COLUMBUS, Ohio - Ohio snowplows have been involved in 80 crashes so far this winter, with other drivers causing most of them, state transportation officials say.
Plow crashes are up from the past two winters, but the total so far is still less than the 2010-2011 season's when plows drove fewer miles but were involved in 108 wrecks, the Ohio Department of Transportation said.
Transportation department spokesman Steve Faulkner told The Columbus Dispatch that of the 80 crashes this winter, 58 were the fault of the other drivers.
The agency started using green flashing lights in addition to yellow beacons two years ago to make its plows more visible. A public-awareness campaign is aimed at alerting drivers to the dangers of driving too close to the trucks.
"We do everything we can to minimize (crashes)," Faulkner said. But "any time you get 1,600 snowplows on Ohio's highways with some of the most dangerous wintry conditions, there are going to be times when a vehicle may come into contact with another vehicle."
None of the state's snowplows has been involved in a fatal crash this season.
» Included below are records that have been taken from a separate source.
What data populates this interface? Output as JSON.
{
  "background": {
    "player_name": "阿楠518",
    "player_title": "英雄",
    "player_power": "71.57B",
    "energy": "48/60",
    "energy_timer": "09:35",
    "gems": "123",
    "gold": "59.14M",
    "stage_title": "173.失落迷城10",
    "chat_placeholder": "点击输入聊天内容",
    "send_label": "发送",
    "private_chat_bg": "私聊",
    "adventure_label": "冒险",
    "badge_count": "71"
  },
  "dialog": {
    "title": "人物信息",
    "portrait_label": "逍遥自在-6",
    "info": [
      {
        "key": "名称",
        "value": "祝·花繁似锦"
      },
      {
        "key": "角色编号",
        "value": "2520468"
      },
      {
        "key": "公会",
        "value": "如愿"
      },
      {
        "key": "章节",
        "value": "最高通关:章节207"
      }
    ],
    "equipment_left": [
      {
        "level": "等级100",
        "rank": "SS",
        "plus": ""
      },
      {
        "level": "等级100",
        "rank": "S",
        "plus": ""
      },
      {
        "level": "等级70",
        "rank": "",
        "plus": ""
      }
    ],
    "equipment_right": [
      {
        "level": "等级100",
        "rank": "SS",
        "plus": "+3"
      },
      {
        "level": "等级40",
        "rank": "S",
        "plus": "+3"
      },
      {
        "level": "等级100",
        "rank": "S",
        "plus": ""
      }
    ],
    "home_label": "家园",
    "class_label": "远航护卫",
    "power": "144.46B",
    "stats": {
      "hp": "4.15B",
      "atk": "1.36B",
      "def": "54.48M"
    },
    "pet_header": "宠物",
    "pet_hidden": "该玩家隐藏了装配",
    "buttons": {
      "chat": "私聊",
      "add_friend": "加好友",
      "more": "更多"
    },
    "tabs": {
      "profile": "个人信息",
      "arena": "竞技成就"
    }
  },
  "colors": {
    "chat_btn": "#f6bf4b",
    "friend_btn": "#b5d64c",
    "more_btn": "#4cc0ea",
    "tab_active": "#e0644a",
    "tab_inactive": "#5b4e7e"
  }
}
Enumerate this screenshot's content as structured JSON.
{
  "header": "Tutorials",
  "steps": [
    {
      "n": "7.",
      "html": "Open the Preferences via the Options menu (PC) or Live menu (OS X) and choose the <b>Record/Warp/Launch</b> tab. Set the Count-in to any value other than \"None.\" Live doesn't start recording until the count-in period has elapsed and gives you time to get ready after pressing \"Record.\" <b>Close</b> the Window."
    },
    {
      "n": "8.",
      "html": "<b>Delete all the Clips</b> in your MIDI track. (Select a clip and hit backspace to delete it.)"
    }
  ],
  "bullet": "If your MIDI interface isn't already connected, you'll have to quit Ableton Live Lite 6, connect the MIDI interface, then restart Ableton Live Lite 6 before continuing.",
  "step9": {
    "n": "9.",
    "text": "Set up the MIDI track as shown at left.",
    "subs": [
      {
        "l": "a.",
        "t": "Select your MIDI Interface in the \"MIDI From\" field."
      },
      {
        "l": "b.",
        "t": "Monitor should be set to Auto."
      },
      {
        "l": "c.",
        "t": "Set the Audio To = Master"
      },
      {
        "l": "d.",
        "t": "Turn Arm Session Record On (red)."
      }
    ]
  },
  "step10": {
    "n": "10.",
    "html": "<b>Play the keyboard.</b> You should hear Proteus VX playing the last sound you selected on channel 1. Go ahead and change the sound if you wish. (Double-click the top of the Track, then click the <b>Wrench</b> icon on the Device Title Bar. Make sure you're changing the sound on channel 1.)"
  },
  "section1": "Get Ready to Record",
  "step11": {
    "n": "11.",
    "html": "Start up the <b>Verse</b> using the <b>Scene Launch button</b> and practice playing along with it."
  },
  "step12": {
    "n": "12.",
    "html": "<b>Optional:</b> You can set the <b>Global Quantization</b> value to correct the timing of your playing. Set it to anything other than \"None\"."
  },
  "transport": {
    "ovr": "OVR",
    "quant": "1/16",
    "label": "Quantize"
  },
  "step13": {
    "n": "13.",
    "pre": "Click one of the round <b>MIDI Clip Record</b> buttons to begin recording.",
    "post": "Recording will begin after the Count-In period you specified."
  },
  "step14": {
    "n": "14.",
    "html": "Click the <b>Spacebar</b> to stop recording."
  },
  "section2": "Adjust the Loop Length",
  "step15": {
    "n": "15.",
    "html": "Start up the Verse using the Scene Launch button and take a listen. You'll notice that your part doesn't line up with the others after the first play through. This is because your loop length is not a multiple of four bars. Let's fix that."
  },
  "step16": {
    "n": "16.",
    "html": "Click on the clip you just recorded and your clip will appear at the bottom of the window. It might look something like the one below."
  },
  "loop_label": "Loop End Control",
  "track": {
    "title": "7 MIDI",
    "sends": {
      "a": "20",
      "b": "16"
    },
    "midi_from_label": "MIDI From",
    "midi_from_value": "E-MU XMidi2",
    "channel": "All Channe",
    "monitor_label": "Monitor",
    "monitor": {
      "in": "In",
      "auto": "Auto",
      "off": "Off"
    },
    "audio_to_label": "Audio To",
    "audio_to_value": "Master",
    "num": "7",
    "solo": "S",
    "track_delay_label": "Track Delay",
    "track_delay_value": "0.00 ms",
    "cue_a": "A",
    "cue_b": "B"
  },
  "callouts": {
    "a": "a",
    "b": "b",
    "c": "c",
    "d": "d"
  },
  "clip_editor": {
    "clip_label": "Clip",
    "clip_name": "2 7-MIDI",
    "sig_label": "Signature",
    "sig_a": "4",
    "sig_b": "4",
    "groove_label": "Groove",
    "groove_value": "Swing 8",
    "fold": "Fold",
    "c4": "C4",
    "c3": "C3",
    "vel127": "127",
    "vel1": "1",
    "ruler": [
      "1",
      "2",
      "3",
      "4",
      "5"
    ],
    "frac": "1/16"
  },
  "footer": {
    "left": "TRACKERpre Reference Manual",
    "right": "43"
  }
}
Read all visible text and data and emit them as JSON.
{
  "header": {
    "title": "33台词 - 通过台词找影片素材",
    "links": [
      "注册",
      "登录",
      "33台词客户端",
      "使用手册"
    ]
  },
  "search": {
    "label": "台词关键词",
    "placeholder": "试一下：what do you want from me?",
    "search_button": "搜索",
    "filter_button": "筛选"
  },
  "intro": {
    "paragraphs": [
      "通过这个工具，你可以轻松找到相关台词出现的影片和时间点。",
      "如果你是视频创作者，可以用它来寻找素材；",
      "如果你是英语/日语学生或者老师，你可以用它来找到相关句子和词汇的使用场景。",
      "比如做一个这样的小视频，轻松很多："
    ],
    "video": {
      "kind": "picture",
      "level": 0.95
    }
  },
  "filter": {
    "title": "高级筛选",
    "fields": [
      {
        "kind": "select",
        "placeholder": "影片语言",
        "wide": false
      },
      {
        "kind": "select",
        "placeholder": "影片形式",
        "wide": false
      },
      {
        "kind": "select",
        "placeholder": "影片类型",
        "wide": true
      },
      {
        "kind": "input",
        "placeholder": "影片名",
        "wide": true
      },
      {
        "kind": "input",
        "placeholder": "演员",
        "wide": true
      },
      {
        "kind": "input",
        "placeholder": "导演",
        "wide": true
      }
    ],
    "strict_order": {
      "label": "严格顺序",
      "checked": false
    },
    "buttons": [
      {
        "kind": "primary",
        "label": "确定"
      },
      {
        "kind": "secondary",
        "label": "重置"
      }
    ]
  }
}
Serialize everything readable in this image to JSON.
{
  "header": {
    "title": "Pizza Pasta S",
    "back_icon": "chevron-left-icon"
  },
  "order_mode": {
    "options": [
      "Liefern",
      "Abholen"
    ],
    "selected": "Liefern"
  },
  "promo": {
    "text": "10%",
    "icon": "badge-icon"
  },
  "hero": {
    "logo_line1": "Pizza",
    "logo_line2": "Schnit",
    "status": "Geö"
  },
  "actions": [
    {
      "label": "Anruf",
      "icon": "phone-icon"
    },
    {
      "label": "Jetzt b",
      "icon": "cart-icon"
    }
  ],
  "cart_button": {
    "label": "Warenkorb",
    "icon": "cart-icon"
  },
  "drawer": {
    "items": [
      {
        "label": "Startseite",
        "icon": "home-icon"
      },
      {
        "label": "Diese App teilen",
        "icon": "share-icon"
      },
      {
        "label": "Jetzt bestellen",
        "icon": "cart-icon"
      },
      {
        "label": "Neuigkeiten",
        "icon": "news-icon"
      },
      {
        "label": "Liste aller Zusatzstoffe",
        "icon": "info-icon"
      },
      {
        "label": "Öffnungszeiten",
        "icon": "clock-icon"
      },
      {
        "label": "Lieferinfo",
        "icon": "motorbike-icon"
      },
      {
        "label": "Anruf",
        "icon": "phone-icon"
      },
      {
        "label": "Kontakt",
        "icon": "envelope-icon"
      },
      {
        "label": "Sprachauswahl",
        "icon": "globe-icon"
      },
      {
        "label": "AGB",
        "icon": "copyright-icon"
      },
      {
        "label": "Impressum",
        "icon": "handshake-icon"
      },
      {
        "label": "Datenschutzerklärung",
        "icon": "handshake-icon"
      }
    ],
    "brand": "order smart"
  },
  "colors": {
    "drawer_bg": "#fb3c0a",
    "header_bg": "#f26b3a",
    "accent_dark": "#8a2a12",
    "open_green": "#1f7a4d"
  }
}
Plow crashes have been reported from Colorado to New York, including one that killed a pregnant woman whose baby was born by cesarean section in New York City.
With heavy snowfall starting in early December, state-owned plows have been driven about 11.9 million miles this winter, compared with 9.2 million miles all of last winter.
The state is testing cameras on the outside of six plows to give plow drivers more information about what's going on nearby. The cameras are positioned on the side or back of the plows.